Does this mean market share does not matter for AI search rankings?
Market share still matters for broad category queries. HubSpot, Salesforce, and Mailchimp dominate their respective categories overall. But for narrow, intent-specific queries, positioning and community reputation can override market share. The three case studies in this post all involve queries where the startup's positioning was a precise match for the user's intent.
Is PostHog's citation growth sustainable?

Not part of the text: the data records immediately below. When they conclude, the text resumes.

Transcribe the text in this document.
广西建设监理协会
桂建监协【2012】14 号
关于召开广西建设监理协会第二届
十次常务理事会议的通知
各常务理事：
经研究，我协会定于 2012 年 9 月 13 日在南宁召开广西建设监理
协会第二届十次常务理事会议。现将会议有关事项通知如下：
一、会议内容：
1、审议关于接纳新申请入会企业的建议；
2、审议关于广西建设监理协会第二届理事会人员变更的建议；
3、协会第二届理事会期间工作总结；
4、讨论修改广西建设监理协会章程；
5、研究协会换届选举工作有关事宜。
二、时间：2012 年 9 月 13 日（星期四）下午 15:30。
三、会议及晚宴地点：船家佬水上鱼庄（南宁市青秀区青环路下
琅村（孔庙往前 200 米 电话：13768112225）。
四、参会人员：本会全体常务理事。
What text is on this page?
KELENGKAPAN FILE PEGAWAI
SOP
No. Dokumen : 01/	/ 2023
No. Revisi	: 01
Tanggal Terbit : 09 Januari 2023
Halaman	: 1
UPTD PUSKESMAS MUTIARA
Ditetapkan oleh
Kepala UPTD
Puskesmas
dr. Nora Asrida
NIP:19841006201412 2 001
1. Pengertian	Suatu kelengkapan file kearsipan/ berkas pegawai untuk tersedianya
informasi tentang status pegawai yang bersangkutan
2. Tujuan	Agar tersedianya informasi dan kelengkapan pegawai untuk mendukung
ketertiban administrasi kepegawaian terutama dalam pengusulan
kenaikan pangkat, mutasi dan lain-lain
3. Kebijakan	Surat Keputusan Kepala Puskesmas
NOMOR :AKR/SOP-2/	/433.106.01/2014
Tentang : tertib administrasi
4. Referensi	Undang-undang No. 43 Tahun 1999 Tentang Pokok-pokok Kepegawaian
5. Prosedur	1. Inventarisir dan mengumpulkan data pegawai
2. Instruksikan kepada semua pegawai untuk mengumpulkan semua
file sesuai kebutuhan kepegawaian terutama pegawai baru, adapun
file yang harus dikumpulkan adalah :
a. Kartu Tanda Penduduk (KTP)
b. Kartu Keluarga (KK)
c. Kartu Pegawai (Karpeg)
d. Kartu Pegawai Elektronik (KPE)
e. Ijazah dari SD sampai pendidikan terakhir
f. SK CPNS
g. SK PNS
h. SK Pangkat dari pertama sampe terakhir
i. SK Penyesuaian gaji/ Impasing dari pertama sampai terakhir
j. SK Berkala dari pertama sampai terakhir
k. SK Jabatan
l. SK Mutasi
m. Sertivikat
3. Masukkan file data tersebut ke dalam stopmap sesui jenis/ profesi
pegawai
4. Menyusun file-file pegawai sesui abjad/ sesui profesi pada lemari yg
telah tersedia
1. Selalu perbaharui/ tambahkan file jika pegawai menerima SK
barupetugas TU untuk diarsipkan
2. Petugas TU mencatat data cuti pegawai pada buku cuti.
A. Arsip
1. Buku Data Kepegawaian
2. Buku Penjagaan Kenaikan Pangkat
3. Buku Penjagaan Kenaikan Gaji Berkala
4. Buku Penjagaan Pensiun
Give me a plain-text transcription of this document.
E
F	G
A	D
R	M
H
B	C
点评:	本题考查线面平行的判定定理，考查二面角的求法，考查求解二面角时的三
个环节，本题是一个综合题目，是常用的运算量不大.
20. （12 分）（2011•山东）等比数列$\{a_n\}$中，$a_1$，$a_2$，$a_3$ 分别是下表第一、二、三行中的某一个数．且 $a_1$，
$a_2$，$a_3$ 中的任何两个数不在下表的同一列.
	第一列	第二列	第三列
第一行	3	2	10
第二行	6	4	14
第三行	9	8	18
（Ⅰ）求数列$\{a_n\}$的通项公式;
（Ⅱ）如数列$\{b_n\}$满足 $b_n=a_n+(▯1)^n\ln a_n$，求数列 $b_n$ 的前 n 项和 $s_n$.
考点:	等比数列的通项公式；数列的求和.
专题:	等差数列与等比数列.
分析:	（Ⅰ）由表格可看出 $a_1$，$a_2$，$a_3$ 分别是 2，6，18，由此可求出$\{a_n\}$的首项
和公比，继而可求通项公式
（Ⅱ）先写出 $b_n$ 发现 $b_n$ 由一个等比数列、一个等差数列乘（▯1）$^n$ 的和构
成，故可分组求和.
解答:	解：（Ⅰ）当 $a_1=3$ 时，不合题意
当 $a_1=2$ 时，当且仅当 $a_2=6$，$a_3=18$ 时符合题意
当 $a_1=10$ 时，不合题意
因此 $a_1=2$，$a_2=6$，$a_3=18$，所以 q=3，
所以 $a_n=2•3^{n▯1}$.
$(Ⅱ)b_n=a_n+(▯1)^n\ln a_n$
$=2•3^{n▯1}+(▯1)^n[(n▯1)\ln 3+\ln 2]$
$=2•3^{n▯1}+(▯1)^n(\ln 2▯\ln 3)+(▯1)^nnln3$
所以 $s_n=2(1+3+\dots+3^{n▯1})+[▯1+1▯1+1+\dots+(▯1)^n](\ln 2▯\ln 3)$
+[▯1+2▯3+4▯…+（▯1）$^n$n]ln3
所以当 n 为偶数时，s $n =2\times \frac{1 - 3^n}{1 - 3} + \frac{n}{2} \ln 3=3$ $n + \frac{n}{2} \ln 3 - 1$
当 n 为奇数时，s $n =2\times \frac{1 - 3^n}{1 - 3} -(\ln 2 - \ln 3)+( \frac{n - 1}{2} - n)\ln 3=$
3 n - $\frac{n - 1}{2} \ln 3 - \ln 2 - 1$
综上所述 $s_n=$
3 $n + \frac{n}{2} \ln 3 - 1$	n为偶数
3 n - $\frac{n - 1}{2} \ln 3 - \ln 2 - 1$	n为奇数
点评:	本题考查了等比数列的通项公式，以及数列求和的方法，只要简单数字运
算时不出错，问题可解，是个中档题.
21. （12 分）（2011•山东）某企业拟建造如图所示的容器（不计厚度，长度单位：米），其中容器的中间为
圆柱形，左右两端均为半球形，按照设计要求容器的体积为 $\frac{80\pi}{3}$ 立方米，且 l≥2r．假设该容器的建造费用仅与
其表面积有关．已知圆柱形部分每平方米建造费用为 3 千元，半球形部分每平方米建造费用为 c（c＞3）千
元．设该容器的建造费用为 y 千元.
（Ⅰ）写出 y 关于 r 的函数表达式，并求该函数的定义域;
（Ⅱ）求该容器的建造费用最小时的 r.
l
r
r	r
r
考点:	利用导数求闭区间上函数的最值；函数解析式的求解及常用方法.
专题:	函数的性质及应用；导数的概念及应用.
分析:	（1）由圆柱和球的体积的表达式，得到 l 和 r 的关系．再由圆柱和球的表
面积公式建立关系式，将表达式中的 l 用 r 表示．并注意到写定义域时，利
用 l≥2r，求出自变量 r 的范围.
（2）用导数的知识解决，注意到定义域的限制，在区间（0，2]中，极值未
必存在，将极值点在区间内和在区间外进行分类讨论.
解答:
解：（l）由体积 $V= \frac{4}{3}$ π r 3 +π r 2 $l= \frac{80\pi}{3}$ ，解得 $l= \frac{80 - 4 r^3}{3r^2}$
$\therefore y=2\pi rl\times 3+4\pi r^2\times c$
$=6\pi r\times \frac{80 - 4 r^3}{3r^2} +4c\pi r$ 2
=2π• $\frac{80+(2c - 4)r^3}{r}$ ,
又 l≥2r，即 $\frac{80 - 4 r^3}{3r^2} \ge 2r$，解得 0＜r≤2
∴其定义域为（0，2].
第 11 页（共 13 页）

Three consecutive waves of growth (2, 3, 5) is the strongest upward trend in the dataset, but three weeks is not enough to confirm a permanent trajectory. If PostHog reaches 6 or more citations in April, it will have matched enterprise-level citation rates. If it plateaus, the finding becomes "startups can grow but hit a ceiling." We will track this in our April analysis.
Can these results be replicated?
AI engine responses are non-deterministic, meaning identical queries can produce slightly different answers. The patterns reported here are based on structured, controlled queries run at the same time across all engines, repeated over three waves. Single-run results may vary.